Furthermore, I would question the morality of exhuming the body of a murder victim on the strength of a hunch that you might be descended from them. But, that’s just a personal opinion.

THE CRITERIA FOR EXHUMATION

Exhuming a body is not a straight forward matter. Amongst other things,  you will then need to get the signature of any close relatives, the owner of the grave plot and the burial authority. Then you need to organise the actual exhumation itself. This is a very involved process – safety and public health issue are massively important, and the utmost respect must be paid to the surroundings.

THE ELEPHANT IN THE PLOT

It goes without saying that it is imperative that the correct grave is opened. And, in this respect, a massive elephant enters the room (or in this case the cemetery) and stomps all over Dr. Weston-Davies’s plans. Because, despite what people like to believe, we don’t know with any degree of certainty the exact location of Mary Kelly’s remains.

The grave of Jack the Ripper's final victim Mary Kelly.
Mary Kelly’s Grave

The area in which she lies is a mass grave area that was re-used throughout the 1940’s and the 1950’s. The memorial stone over what purports to be Mary Kelly’s resting place is in fact a rough approximation of where she is “thought” to lie, and it is, in fact, a later adornment to the cemetery landscape.
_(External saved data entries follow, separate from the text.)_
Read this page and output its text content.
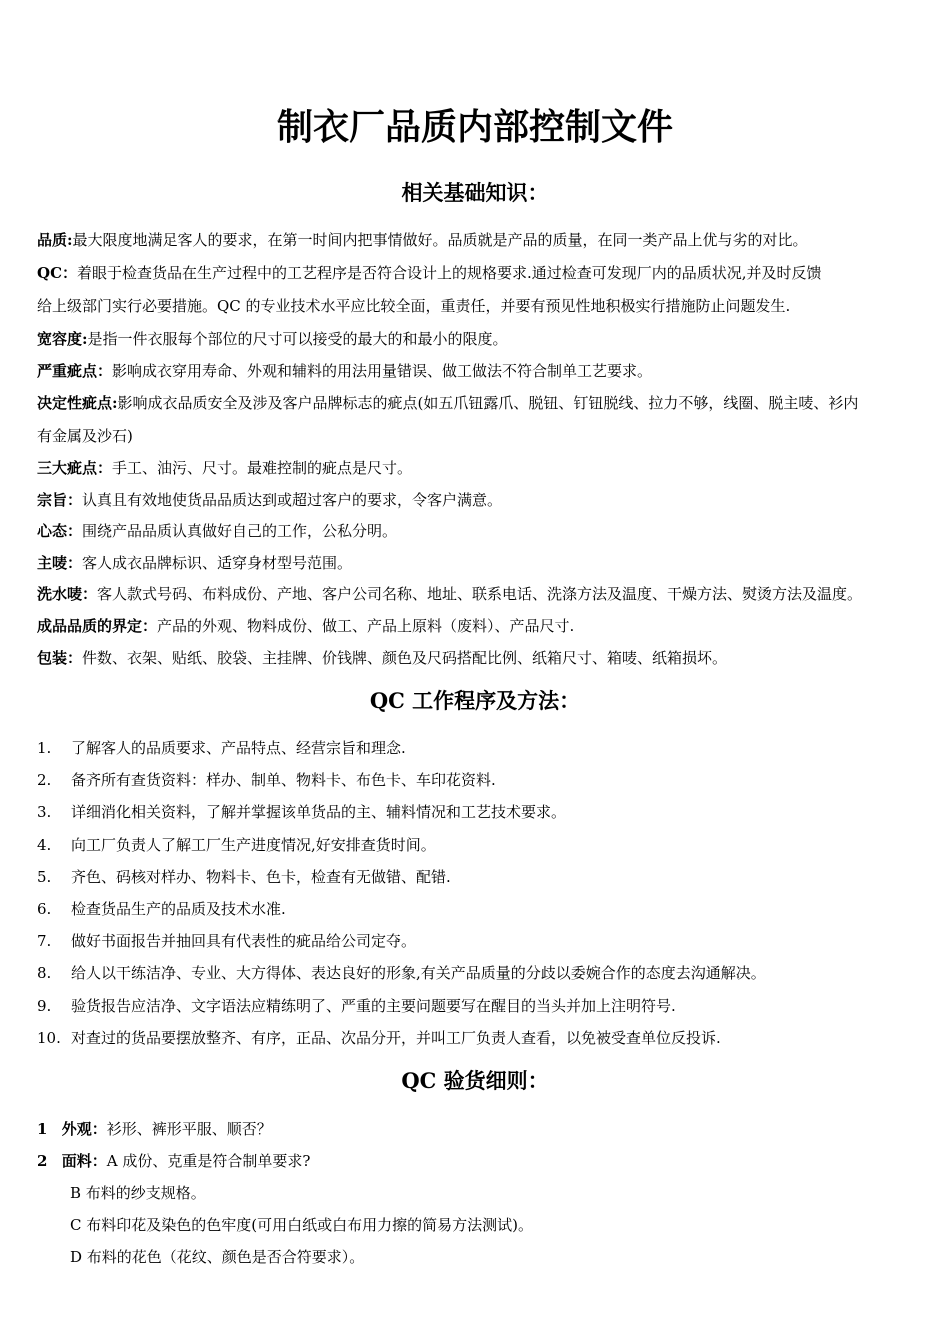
制衣厂品质内部控制文件
相关基础知识：
品质:最大限度地满足客人的要求，在第一时间内把事情做好。品质就是产品的质量，在同一类产品上优与劣的对比。
QC：着眼于检查货品在生产过程中的工艺程序是否符合设计上的规格要求.通过检查可发现厂内的品质状况,并及时反馈
给上级部门实行必要措施。QC 的专业技术水平应比较全面，重责任，并要有预见性地积极实行措施防止问题发生.
宽容度:是指一件衣服每个部位的尺寸可以接受的最大的和最小的限度。
严重疵点：影响成衣穿用寿命、外观和辅料的用法用量错误、做工做法不符合制单工艺要求。
决定性疵点:影响成衣品质安全及涉及客户品牌标志的疵点(如五爪钮露爪、脱钮、钉钮脱线、拉力不够，线圈、脱主唛、衫内
有金属及沙石)
三大疵点：手工、油污、尺寸。最难控制的疵点是尺寸。
宗旨：认真且有效地使货品品质达到或超过客户的要求，令客户满意。
心态：围绕产品品质认真做好自己的工作，公私分明。
主唛：客人成衣品牌标识、适穿身材型号范围。
洗水唛：客人款式号码、布料成份、产地、客户公司名称、地址、联系电话、洗涤方法及温度、干燥方法、熨烫方法及温度。
成品品质的界定：产品的外观、物料成份、做工、产品上原料（废料）、产品尺寸.
包装：件数、衣架、贴纸、胶袋、主挂牌、价钱牌、颜色及尺码搭配比例、纸箱尺寸、箱唛、纸箱损坏。
QC 工作程序及方法：
1. 了解客人的品质要求、产品特点、经营宗旨和理念.
2. 备齐所有查货资料：样办、制单、物料卡、布色卡、车印花资料.
3. 详细消化相关资料，了解并掌握该单货品的主、辅料情况和工艺技术要求。
4. 向工厂负责人了解工厂生产进度情况,好安排查货时间。
5. 齐色、码核对样办、物料卡、色卡，检查有无做错、配错.
6. 检查货品生产的品质及技术水准.
7. 做好书面报告并抽回具有代表性的疵品给公司定夺。
8. 给人以干练洁净、专业、大方得体、表达良好的形象,有关产品质量的分歧以委婉合作的态度去沟通解决。
9. 验货报告应洁净、文字语法应精练明了、严重的主要问题要写在醒目的当头并加上注明符号.
10. 对查过的货品要摆放整齐、有序，正品、次品分开，并叫工厂负责人查看，以免被受查单位反投诉.
QC 验货细则：
1 外观：衫形、裤形平服、顺否？
2 面料：A 成份、克重是符合制单要求?
B 布料的纱支规格。
C 布料印花及染色的色牢度(可用白纸或白布用力擦的简易方法测试)。
D 布料的花色（花纹、颜色是否合符要求）。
As a member of the cemetery staff that I spoke to on the matter put it “if he thinks he’s going to dig down and find a coffin with her name on it… it’s just not going to happen.”
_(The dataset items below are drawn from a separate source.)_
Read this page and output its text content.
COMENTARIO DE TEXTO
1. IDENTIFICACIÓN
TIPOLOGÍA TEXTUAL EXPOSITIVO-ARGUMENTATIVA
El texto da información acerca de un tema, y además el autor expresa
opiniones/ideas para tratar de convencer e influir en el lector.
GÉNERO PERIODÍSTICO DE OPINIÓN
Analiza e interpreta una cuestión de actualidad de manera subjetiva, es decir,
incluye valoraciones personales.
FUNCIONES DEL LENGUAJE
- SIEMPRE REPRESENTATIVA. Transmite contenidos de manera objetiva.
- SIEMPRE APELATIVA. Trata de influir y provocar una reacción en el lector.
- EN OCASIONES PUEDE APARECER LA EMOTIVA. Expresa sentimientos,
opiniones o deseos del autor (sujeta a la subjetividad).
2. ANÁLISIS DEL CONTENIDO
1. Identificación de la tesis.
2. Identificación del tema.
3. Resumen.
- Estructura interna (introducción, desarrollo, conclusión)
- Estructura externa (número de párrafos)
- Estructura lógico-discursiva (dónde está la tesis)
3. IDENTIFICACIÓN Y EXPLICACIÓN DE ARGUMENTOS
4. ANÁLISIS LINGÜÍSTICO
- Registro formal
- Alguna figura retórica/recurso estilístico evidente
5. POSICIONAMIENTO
And, if that is the case, an attempt to exhume the remains of Mary Kelly is going to involve disturbing other graves in the vicinity – simply to help an author sell more copies of  yet another book that claims to have identified Jack the Ripper once and for all – until, that is, the next book comes out that does likewise.

Furthermore, although we know she was buried in a wooden coffin of elm and oak with a simple brass plaque that read “Marie Jeanette Kelly, died 9th November 1888, aged twenty five years,” we don’t know if the coffin was lead-lined – the probability is that it wasn’t – so there’s a good chance that, even if they can located her exact resting place, the results are going to be the same as the exhumation of Cardinal Newman, who died in 1890. In that case his body was found to have completely decomposed.
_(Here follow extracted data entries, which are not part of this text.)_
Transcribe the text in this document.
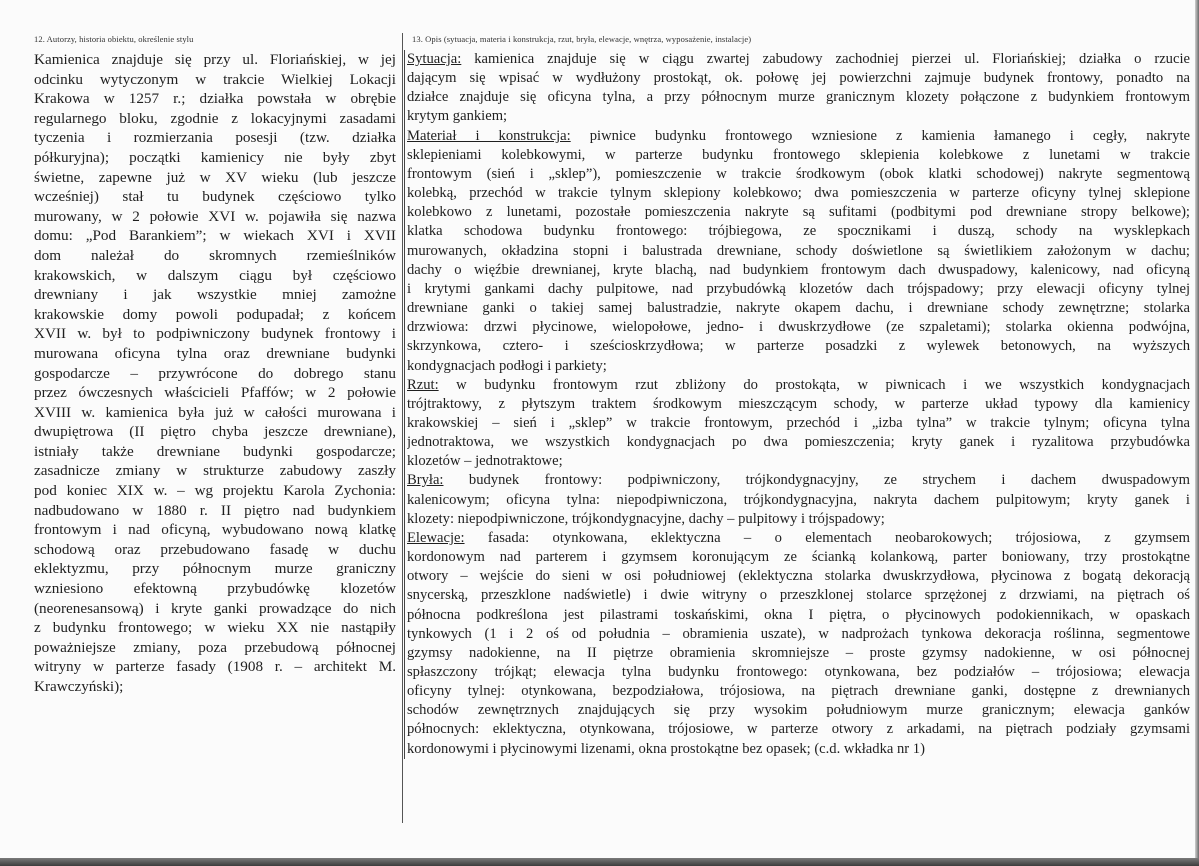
12. Autorzy, historia obiektu, określenie stylu	13. Opis (sytuacja, materia i konstrukcja, rzut, bryła, elewacje, wnętrza, wyposażenie, instalacje)
Kamienica znajduje się przy ul. Floriańskiej, w jej
odcinku wytyczonym w trakcie Wielkiej Lokacji
Krakowa w 1257 r.; działka powstała w obrębie
regularnego bloku, zgodnie z lokacyjnymi zasadami
tyczenia i rozmierzania posesji (tzw. działka
półkuryjna); początki kamienicy nie były zbyt
świetne, zapewne już w XV wieku (lub jeszcze
wcześniej) stał tu budynek częściowo tylko
murowany, w 2 połowie XVI w. pojawiła się nazwa
domu: „Pod Barankiem”; w wiekach XVI i XVII
dom należał do skromnych rzemieślników
krakowskich, w dalszym ciągu był częściowo
drewniany i jak wszystkie mniej zamożne
krakowskie domy powoli podupadał; z końcem
XVII w. był to podpiwniczony budynek frontowy i
murowana oficyna tylna oraz drewniane budynki
gospodarcze – przywrócone do dobrego stanu
przez ówczesnych właścicieli Pfaffów; w 2 połowie
XVIII w. kamienica była już w całości murowana i
dwupiętrowa (II piętro chyba jeszcze drewniane),
istniały także drewniane budynki gospodarcze;
zasadnicze zmiany w strukturze zabudowy zaszły
pod koniec XIX w. – wg projektu Karola Zychonia:
nadbudowano w 1880 r. II piętro nad budynkiem
frontowym i nad oficyną, wybudowano nową klatkę
schodową oraz przebudowano fasadę w duchu
eklektyzmu, przy północnym murze graniczny
wzniesiono efektowną przybudówkę klozetów
(neorenesansową) i kryte ganki prowadzące do nich
z budynku frontowego; w wieku XX nie nastąpiły
poważniejsze zmiany, poza przebudową północnej
witryny w parterze fasady (1908 r. – architekt M.
Krawczyński);
Sytuacja: kamienica znajduje się w ciągu zwartej zabudowy zachodniej pierzei ul. Floriańskiej; działka o rzucie
dającym się wpisać w wydłużony prostokąt, ok. połowę jej powierzchni zajmuje budynek frontowy, ponadto na
działce znajduje się oficyna tylna, a przy północnym murze granicznym klozety połączone z budynkiem frontowym
krytym gankiem;
Materiał i konstrukcja: piwnice budynku frontowego wzniesione z kamienia łamanego i cegły, nakryte
sklepieniami kolebkowymi, w parterze budynku frontowego sklepienia kolebkowe z lunetami w trakcie
frontowym (sień i „sklep”), pomieszczenie w trakcie środkowym (obok klatki schodowej) nakryte segmentową
kolebką, przechód w trakcie tylnym sklepiony kolebkowo; dwa pomieszczenia w parterze oficyny tylnej sklepione
kolebkowo z lunetami, pozostałe pomieszczenia nakryte są sufitami (podbitymi pod drewniane stropy belkowe);
klatka schodowa budynku frontowego: trójbiegowa, ze spocznikami i duszą, schody na wysklepkach
murowanych, okładzina stopni i balustrada drewniane, schody doświetlone są świetlikiem założonym w dachu;
dachy o więźbie drewnianej, kryte blachą, nad budynkiem frontowym dach dwuspadowy, kalenicowy, nad oficyną
i krytymi gankami dachy pulpitowe, nad przybudówką klozetów dach trójspadowy; przy elewacji oficyny tylnej
drewniane ganki o takiej samej balustradzie, nakryte okapem dachu, i drewniane schody zewnętrzne; stolarka
drzwiowa: drzwi płycinowe, wielopołowe, jedno- i dwuskrzydłowe (ze szpaletami); stolarka okienna podwójna,
skrzynkowa, cztero- i sześcioskrzydłowa; w parterze posadzki z wylewek betonowych, na wyższych
kondygnacjach podłogi i parkiety;
Rzut: w budynku frontowym rzut zbliżony do prostokąta, w piwnicach i we wszystkich kondygnacjach
trójtraktowy, z płytszym traktem środkowym mieszczącym schody, w parterze układ typowy dla kamienicy
krakowskiej – sień i „sklep” w trakcie frontowym, przechód i „izba tylna” w trakcie tylnym; oficyna tylna
jednotraktowa, we wszystkich kondygnacjach po dwa pomieszczenia; kryty ganek i ryzalitowa przybudówka
klozetów – jednotraktowe;
Bryła: budynek frontowy: podpiwniczony, trójkondygnacyjny, ze strychem i dachem dwuspadowym
kalenicowym; oficyna tylna: niepodpiwniczona, trójkondygnacyjna, nakryta dachem pulpitowym; kryty ganek i
klozety: niepodpiwniczone, trójkondygnacyjne, dachy – pulpitowy i trójspadowy;
Elewacje: fasada: otynkowana, eklektyczna – o elementach neobarokowych; trójosiowa, z gzymsem
kordonowym nad parterem i gzymsem koronującym ze ścianką kolankową, parter boniowany, trzy prostokątne
otwory – wejście do sieni w osi południowej (eklektyczna stolarka dwuskrzydłowa, płycinowa z bogatą dekoracją
snycerską, przeszklone nadświetle) i dwie witryny o przeszklonej stolarce sprzężonej z drzwiami, na piętrach oś
północna podkreślona jest pilastrami toskańskimi, okna I piętra, o płycinowych podokiennikach, w opaskach
tynkowych (1 i 2 oś od południa – obramienia uszate), w nadprożach tynkowa dekoracja roślinna, segmentowe
gzymsy nadokienne, na II piętrze obramienia skromniejsze – proste gzymsy nadokienne, w osi północnej
spłaszczony trójkąt; elewacja tylna budynku frontowego: otynkowana, bez podziałów – trójosiowa; elewacja
oficyny tylnej: otynkowana, bezpodziałowa, trójosiowa, na piętrach drewniane ganki, dostępne z drewnianych
schodów zewnętrznych znajdujących się przy wysokim południowym murze granicznym; elewacja ganków
północnych: eklektyczna, otynkowana, trójosiowe, w parterze otwory z arkadami, na piętrach podziały gzymsami
kordonowymi i płycinowymi lizenami, okna prostokątne bez opasek; (c.d. wkładka nr 1)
And so the pantomime goes on!

SOUND BITE THEORIES

The sad thing is that all these sound bite theories – DNA proves this, exhumation proves that – do a huge disservice to the legitimate study of the crimes. The moment an author steps forward and uses those magic letters, DNA, journalists begin to salivate at the knowledge that by using a little pseudo-science – mostly dredged out of  last night’s episode of CSI Wherever the Franchise Happened To Be – and mixing it with one or two salient facts on the ripper case that have been cadged from that undisputed fount of accurate knowledge, Wikipedia, you can cobble together an article that many will take as gospel.

And, let’s be honest about this, how many people actually take the trouble to check the facts when they can grasp the sound bite without having to think too much?

Anyway, I must rush as I need to obtain a special licence to exhume the remains of sensible, accurate and and historical research from the mass burial pit that is ripperology(1888-2015).